Pourquoi Toulouse peut être le bon endroit
Des cinq grands championnats, la Ligue 1 est celui qui fait le plus jouer les défenseurs de moins de vingt-deux ans. Toulouse ne joue pas le titre et a besoin de joueurs qui rendent tout de suite, ce qui signifie du temps de jeu réel et non symbolique.
Selon la presse française, l’idée du club est de l’utiliser à gauche de la charnière centrale, en concurrence avec Rasmus Nicolaisen, Milan prenant en charge son salaire. La saison française débute le 21 août.
Ce qu’il faudra regarder d’ici juin
L’enjeu ne sera pas le nombre de matchs, mais leur nature. Un défenseur central dans une équipe qui défend haut et dans les grands espaces développe des compétences différentes de celles d’un joueur qui défend dans sa surface avec une ligne basse.
Odogu a surtout besoin de matchs où on lui demande de défendre la profondeur, car c’est là qu’un jeune central de grande taille commet les erreurs qu’il apprend ensuite à ne plus répéter. Si Toulouse lui donne vingt-cinq ou trente rencontres de ce type, Milan récupérera en juin un joueur différent de celui parti en août. S’il lui en donne dix, ce prêt n’aura fait que repousser le problème d’un an.
Données et informations issues de sources publiques : communiqués officiels des clubs, Wikipédia, presse sportive italienne, allemande et française, archives statistiques publiques. Les valorisations économiques sont des estimations de marché.
Questions frequentes
Qui est David Odogu ?
Un défenseur central allemand né le 3 juin 2006 à Berlin, mesurant 1,91 mètre. Formé au VfL Wolfsburg, il a rejoint le Milan AC le 1 septembre 2025 et évolue depuis le 18 août 2026 en prêt à Toulouse.
Combien Milan a-t-il payé pour lui ?
La presse a évoqué un montant compris entre 7 et 10 millions d'euros, avec un contrat annoncé jusqu'à l'été 2029 et une option du club pour 2030. Les montants de transfert doivent être lus comme des estimations, pas comme des données contractuelles.
Combien a-t-il joué lors de sa première saison à Milan ?
Très peu.
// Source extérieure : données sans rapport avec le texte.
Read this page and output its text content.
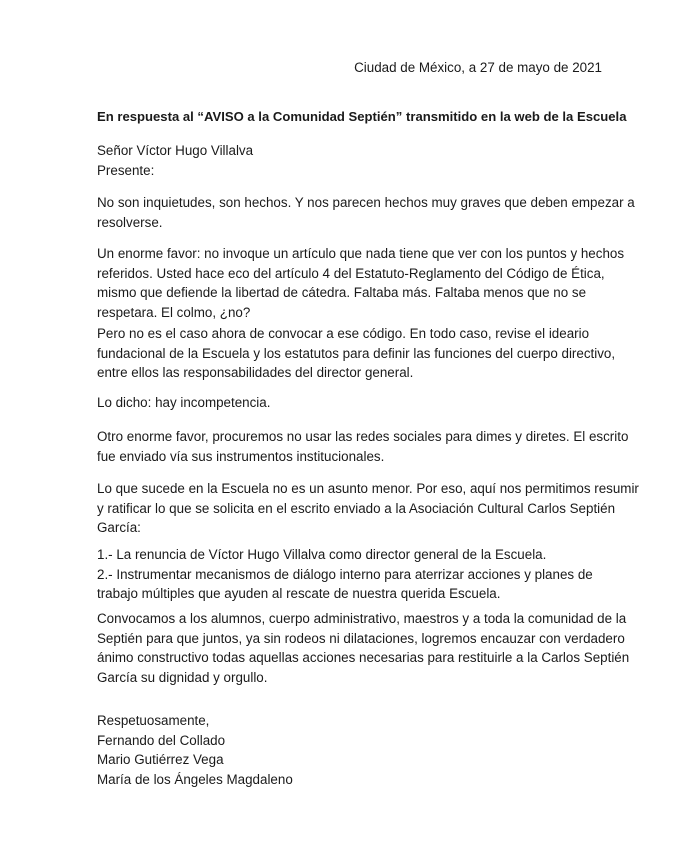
Ciudad de México, a 27 de mayo de 2021
En respuesta al “AVISO a la Comunidad Septién” transmitido en la web de la Escuela
Señor Víctor Hugo Villalva
Presente:
No son inquietudes, son hechos. Y nos parecen hechos muy graves que deben empezar a
resolverse.
Un enorme favor: no invoque un artículo que nada tiene que ver con los puntos y hechos
referidos. Usted hace eco del artículo 4 del Estatuto-Reglamento del Código de Ética,
mismo que defiende la libertad de cátedra. Faltaba más. Faltaba menos que no se
respetara. El colmo, ¿no?
Pero no es el caso ahora de convocar a ese código. En todo caso, revise el ideario
fundacional de la Escuela y los estatutos para definir las funciones del cuerpo directivo,
entre ellos las responsabilidades del director general.
Lo dicho: hay incompetencia.
Otro enorme favor, procuremos no usar las redes sociales para dimes y diretes. El escrito
fue enviado vía sus instrumentos institucionales.
Lo que sucede en la Escuela no es un asunto menor. Por eso, aquí nos permitimos resumir
y ratificar lo que se solicita en el escrito enviado a la Asociación Cultural Carlos Septién
García:
1.- La renuncia de Víctor Hugo Villalva como director general de la Escuela.
2.- Instrumentar mecanismos de diálogo interno para aterrizar acciones y planes de
trabajo múltiples que ayuden al rescate de nuestra querida Escuela.
Convocamos a los alumnos, cuerpo administrativo, maestros y a toda la comunidad de la
Septién para que juntos, ya sin rodeos ni dilataciones, logremos encauzar con verdadero
ánimo constructivo todas aquellas acciones necesarias para restituirle a la Carlos Septién
García su dignidad y orgullo.
Respetuosamente,
Fernando del Collado
Mario Gutiérrez Vega
María de los Ángeles Magdaleno
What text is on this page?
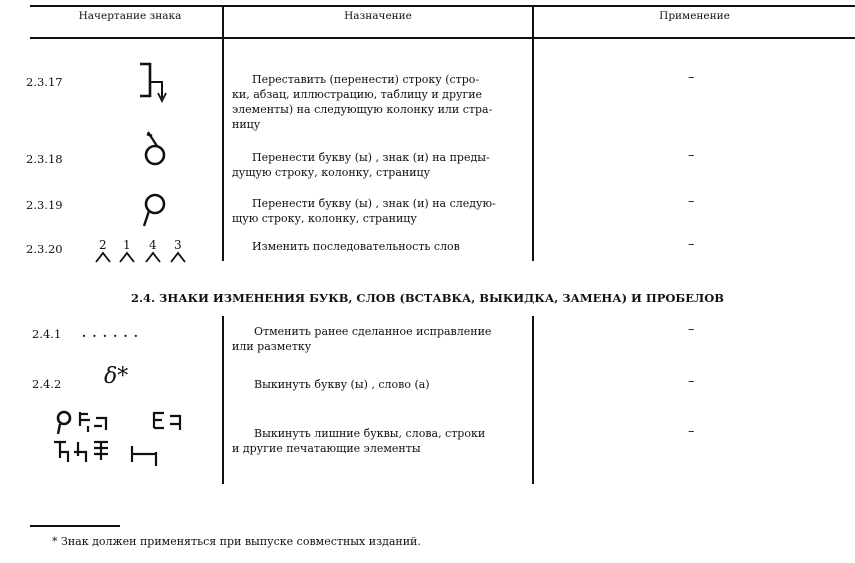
Начертание знака	Назначение	Применение
2.3.17	Переставить (перенести) строку (стро-
ки, абзац, иллюстрацию, таблицу и другие
элементы) на следующую колонку или стра-
ницу
–
2.3.18	Перенести букву (ы) , знак (и) на преды-
дущую строку, колонку, страницу
–
2.3.19	Перенести букву (ы) , знак (и) на следую-
щую строку, колонку, страницу
–
2.3.20	2 1 4 3	Изменить последовательность слов	–
2.4. ЗНАКИ ИЗМЕНЕНИЯ БУКВ, СЛОВ (ВСТАВКА, ВЫКИДКА, ЗАМЕНА) И ПРОБЕЛОВ
2.4.1 . . . . . .	Отменить ранее сделанное исправление
или разметку
–
2.4.2 δ*	Выкинуть букву (ы) , слово (а)	–
Выкинуть лишние буквы, слова, строки
и другие печатающие элементы
–
* Знак должен применяться при выпуске совместных изданий.
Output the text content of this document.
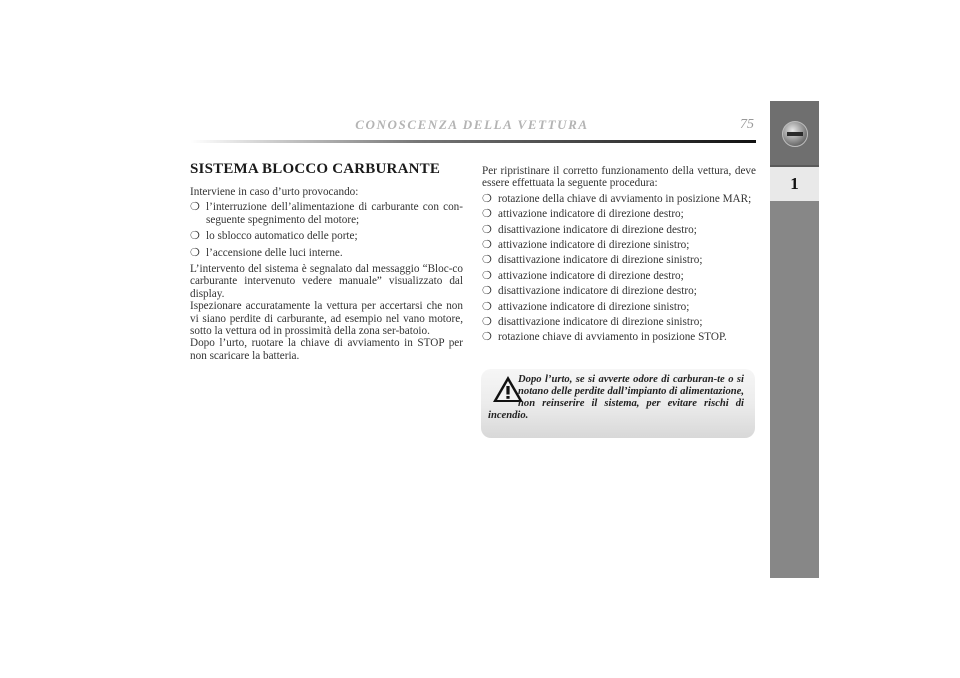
CONOSCENZA DELLA VETTURA	75
1
SISTEMA BLOCCO CARBURANTE

Interviene in caso d’urto provocando:

❍ l’interruzione dell’alimentazione di carburante con con-seguente spegnimento del motore;
❍ lo sblocco automatico delle porte;
❍ l’accensione delle luci interne.

L’intervento del sistema è segnalato dal messaggio “Bloc-co carburante intervenuto vedere manuale” visualizzato dal display.

Ispezionare accuratamente la vettura per accertarsi che non vi siano perdite di carburante, ad esempio nel vano motore, sotto la vettura od in prossimità della zona ser-batoio.

Dopo l’urto, ruotare la chiave di avviamento in STOP per non scaricare la batteria.

Per ripristinare il corretto funzionamento della vettura, deve essere effettuata la seguente procedura:

❍ rotazione della chiave di avviamento in posizione MAR;
❍ attivazione indicatore di direzione destro;
❍ disattivazione indicatore di direzione destro;
❍ attivazione indicatore di direzione sinistro;
❍ disattivazione indicatore di direzione sinistro;
❍ attivazione indicatore di direzione destro;
❍ disattivazione indicatore di direzione destro;
❍ attivazione indicatore di direzione sinistro;
❍ disattivazione indicatore di direzione sinistro;
❍ rotazione chiave di avviamento in posizione STOP.
Dopo l’urto, se si avverte odore di carburan-te o si notano delle perdite dall’impianto di alimentazione, non reinserire il sistema, per evitare rischi di incendio.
Les fiches publiques lui attribuent deux apparitions en équipe première et trois avec le Milan Futuro, et la presse a parlé d'environ un quart d'heure au total avec l'équipe première.
Qu'a-t-il gagné avec les sélections de jeunes ?
Il appartient à la génération allemande qui a remporté en 2023 à la fois l'Euro des moins de 17 ans en Hongrie et la Coupe du monde des moins de 17 ans en Indonésie. Au total, il compte 25 sélections entre les moins de 16 ans et les moins de 20 ans.
Pourquoi Toulouse le voulait-il ?
Selon la presse française, le club l'a recruté pour le côté gauche de la défense centrale, en concurrence avec Rasmus Nicolaisen, Milan prenant en charge son salaire. La Ligue 1 est un championnat qui donne du temps de jeu réel aux jeunes défenseurs.